Step 3. Eat a healthy balanced diet
Maybe you prefer to eat pizza or ice cream after taking a stressful exam. However, fatty foods make your body more tired and unable to cope with stress. In addition, stress arising from fatty foods will cause high blood pressure and increase cholesterol in the blood so that the body feels uncomfortable. To prevent stress, the body needs a healthy and balanced diet, for example: low-fat meats, foods rich in fiber, high in carbohydrates, fruits and vegetables. In addition, healthy food makes you feel calmer and nutritional intake helps boost immunity. Choose good foods, for example:
- Foods that are high in fiber and high in carbohydrates, such as baked potatoes, vegetable soups and pasta, or stir-fried vegetables with white rice. Carbohydrates help the brain produce serotonin, a hormone that causes a sense of relaxation. Sushi is also a healthy and enjoyable menu option.

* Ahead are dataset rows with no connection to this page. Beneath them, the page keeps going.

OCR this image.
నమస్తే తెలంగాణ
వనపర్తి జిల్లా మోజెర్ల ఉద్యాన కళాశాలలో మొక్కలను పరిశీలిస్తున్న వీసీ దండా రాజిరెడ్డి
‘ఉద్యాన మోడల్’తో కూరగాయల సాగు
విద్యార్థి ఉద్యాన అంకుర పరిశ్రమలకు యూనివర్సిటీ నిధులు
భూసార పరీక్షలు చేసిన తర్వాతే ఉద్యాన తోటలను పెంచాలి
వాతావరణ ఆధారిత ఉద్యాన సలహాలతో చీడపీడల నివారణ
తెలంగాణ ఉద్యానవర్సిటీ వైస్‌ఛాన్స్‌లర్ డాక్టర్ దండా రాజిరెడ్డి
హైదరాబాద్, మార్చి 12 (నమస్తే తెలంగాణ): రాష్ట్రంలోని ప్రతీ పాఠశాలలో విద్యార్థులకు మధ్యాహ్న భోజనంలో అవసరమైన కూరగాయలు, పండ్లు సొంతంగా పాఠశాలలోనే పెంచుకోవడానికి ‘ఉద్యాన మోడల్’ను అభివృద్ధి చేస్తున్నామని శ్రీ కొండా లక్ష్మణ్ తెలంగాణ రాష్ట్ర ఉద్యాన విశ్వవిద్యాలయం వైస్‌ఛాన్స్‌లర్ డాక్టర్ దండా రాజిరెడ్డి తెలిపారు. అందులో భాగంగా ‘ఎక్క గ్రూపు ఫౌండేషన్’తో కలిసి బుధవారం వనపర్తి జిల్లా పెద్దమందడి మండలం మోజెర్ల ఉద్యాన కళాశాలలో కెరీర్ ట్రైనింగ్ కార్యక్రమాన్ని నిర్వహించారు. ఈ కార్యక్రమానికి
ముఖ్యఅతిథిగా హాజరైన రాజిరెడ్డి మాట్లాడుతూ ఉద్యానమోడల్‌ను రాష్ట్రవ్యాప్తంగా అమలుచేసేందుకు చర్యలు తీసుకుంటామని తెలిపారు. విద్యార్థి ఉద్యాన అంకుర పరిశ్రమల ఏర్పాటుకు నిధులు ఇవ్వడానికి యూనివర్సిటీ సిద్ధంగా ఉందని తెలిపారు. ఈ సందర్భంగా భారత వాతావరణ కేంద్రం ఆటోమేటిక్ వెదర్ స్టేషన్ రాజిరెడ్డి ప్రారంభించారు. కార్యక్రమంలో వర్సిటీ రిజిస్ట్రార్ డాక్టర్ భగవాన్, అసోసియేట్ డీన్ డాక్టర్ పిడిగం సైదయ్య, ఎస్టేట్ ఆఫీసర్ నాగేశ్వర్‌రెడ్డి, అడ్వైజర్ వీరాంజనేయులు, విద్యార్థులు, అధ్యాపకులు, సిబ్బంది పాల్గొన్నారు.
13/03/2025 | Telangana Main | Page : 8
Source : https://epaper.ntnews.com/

- Fruits and vegetables. Severe stress can lower your immune system. If you've experienced pain ahead of an exam, it may be due to stress. To boost immunity, eat fruits and vegetables that are rich in antioxidants, such as pineapple, mango, carrot, or broccoli.
Part 3 of 3: Coping With Stress
Step 1. Recognize the symptoms of stress
Sometimes waiting for test results can be stressful, even if you try to stay relaxed. If you experience this, share how you feel with a parent or counselor. Ask how to deal with negative feelings and stress through the following symptoms:
- Lack of sleep
- Fatigue
- Forgetful
- Feeling aches and pains for no apparent reason
- Loss of appetite
- Don't like activities
- Easily anxious and upset
- Faster heart rate
- Migraine
- Blurred vision
- Dizzy
Step 2. Remember the positive side you have
Our brain has a negative bias so it becomes more active when thinking about negative things. Depressive thoughts affect mood more than positive thoughts. To prevent negative thoughts, write down all the things you like about yourself. What are the things you do well? What do you prefer? Why do you like people? You will feel more comfortable by thinking about positive things.

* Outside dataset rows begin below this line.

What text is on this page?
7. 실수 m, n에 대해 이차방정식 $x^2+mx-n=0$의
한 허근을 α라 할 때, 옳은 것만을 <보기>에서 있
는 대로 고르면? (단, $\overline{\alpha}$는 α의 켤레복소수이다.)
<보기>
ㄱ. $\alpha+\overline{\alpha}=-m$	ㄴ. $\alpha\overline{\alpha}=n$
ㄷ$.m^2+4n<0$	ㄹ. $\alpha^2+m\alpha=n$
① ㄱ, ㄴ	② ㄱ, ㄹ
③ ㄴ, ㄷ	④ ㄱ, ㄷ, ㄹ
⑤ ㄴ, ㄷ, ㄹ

Step 3. Accept the test results you have been waiting for
When receiving the test results, take a deep breath. If the result is what you expected, be grateful. If it could still be better, try to improve it. Remember that test scores don't define who you are or your worth because grades are only a measure of the performance you achieve on any given day in your life.
Calm down. While test scores are important, you always have other options. You can still take remedial exams, subsequent tests, or write papers to improve your grades. Responding to test scores with positive thinking keeps you relaxed
Step 4. Get ready to take the exam again
If you score well, use the same way of studying for the upcoming exam. If your grades are not good, study hard. Think about what you have to prepare and what you can improve by doing the following:
- Consult the teacher and ask what you need to improve. He will provide input about your strengths and weaknesses.

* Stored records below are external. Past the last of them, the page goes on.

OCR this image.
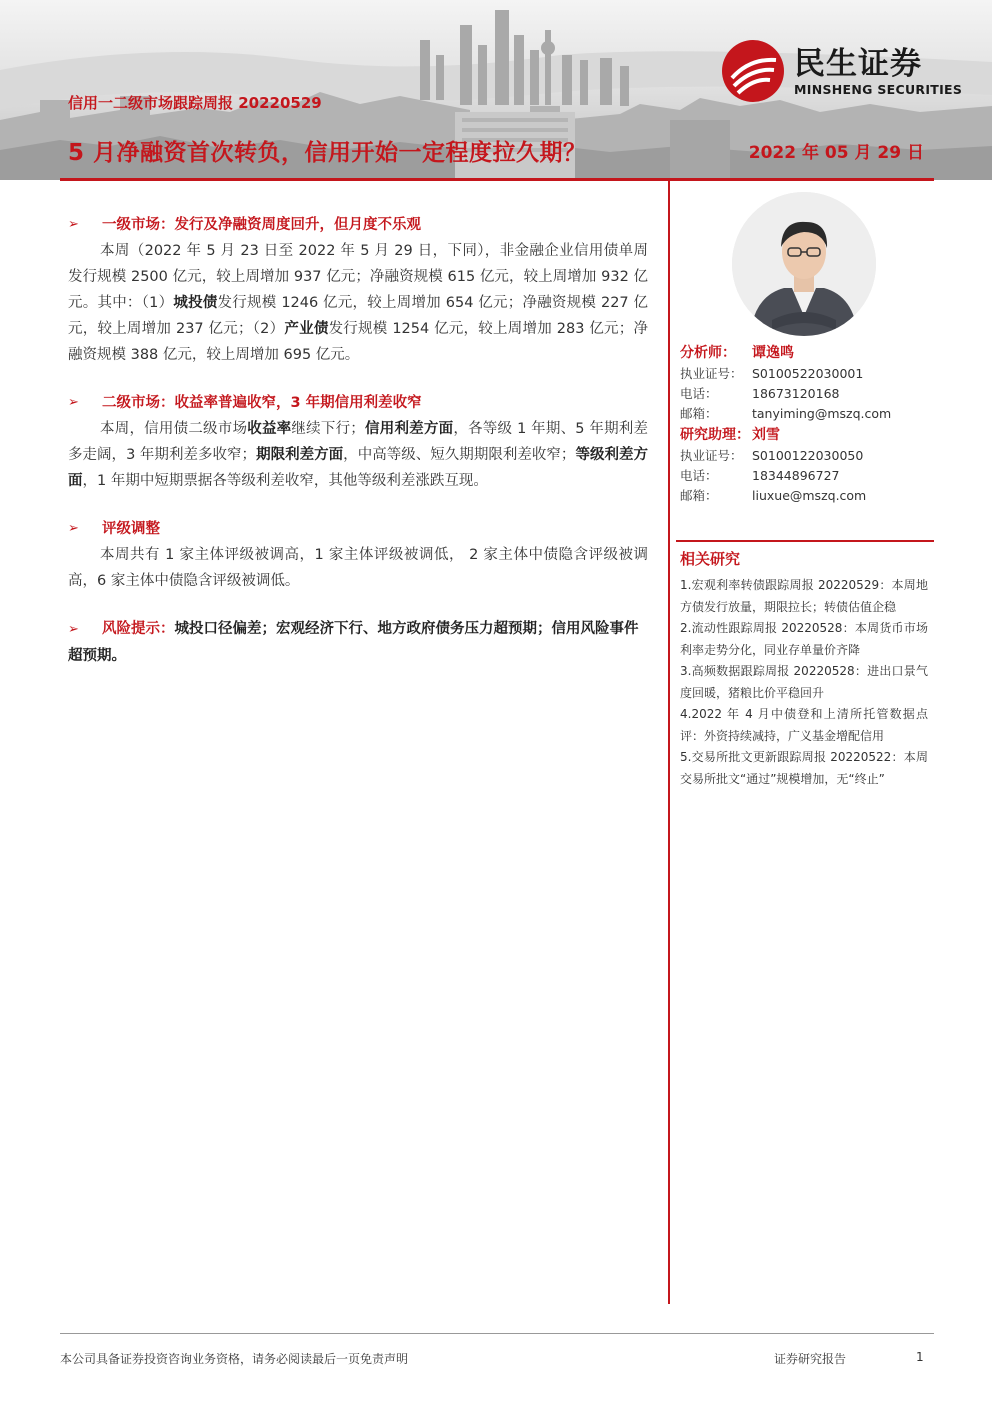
信用一二级市场跟踪周报 20220529
5 月净融资首次转负，信用开始一定程度拉久期？	2022 年 05 月 29 日
民生证券
MINSHENG SECURITIES
➢ 一级市场：发行及净融资周度回升，但月度不乐观

本周（2022 年 5 月 23 日至 2022 年 5 月 29 日，下同），非金融企业信用债单周发行规模 2500 亿元，较上周增加 937 亿元；净融资规模 615 亿元，较上周增加 932 亿元。其中：（1）城投债发行规模 1246 亿元，较上周增加 654 亿元；净融资规模 227 亿元，较上周增加 237 亿元；（2）产业债发行规模 1254 亿元，较上周增加 283 亿元；净融资规模 388 亿元，较上周增加 695 亿元。

➢ 二级市场：收益率普遍收窄，3 年期信用利差收窄

本周，信用债二级市场收益率继续下行；信用利差方面，各等级 1 年期、5 年期利差多走阔，3 年期利差多收窄；期限利差方面，中高等级、短久期期限利差收窄；等级利差方面，1 年期中短期票据各等级利差收窄，其他等级利差涨跌互现。

➢ 评级调整

本周共有 1 家主体评级被调高，1 家主体评级被调低， 2 家主体中债隐含评级被调高，6 家主体中债隐含评级被调低。

➢ 风险提示：城投口径偏差；宏观经济下行、地方政府债务压力超预期；信用风险事件超预期。
分析师： 谭逸鸣
执业证号： S0100522030001
电话：	18673120168
邮箱：	tanyiming@mszq.com
研究助理： 刘雪
执业证号： S0100122030050
电话：	18344896727
邮箱：	liuxue@mszq.com
相关研究
1.宏观利率转债跟踪周报 20220529：本周地方债发行放量，期限拉长；转债估值企稳
2.流动性跟踪周报 20220528：本周货币市场利率走势分化，同业存单量价齐降
3.高频数据跟踪周报 20220528：进出口景气度回暖，猪粮比价平稳回升
4.2022 年 4 月中债登和上清所托管数据点评：外资持续减持，广义基金增配信用
5.交易所批文更新跟踪周报 20220522：本周交易所批文“通过”规模增加，无“终止”
本公司具备证券投资咨询业务资格，请务必阅读最后一页免责声明	证券研究报告	1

- Study with tutor guidance. Get professional help if you are about to take the same exam. Paying special attention to studying will increase your confidence and you can learn faster.
- Form study groups. If there are friends who will take the re-exam, study together. Gather your textbooks and note cards. Ask each other questions. Having support from friends makes your burden feel lighter.
- Ask your parents or friends to help you while you study, for example by asking questions. They can ask questions using note cards or ask you to answer essay questions.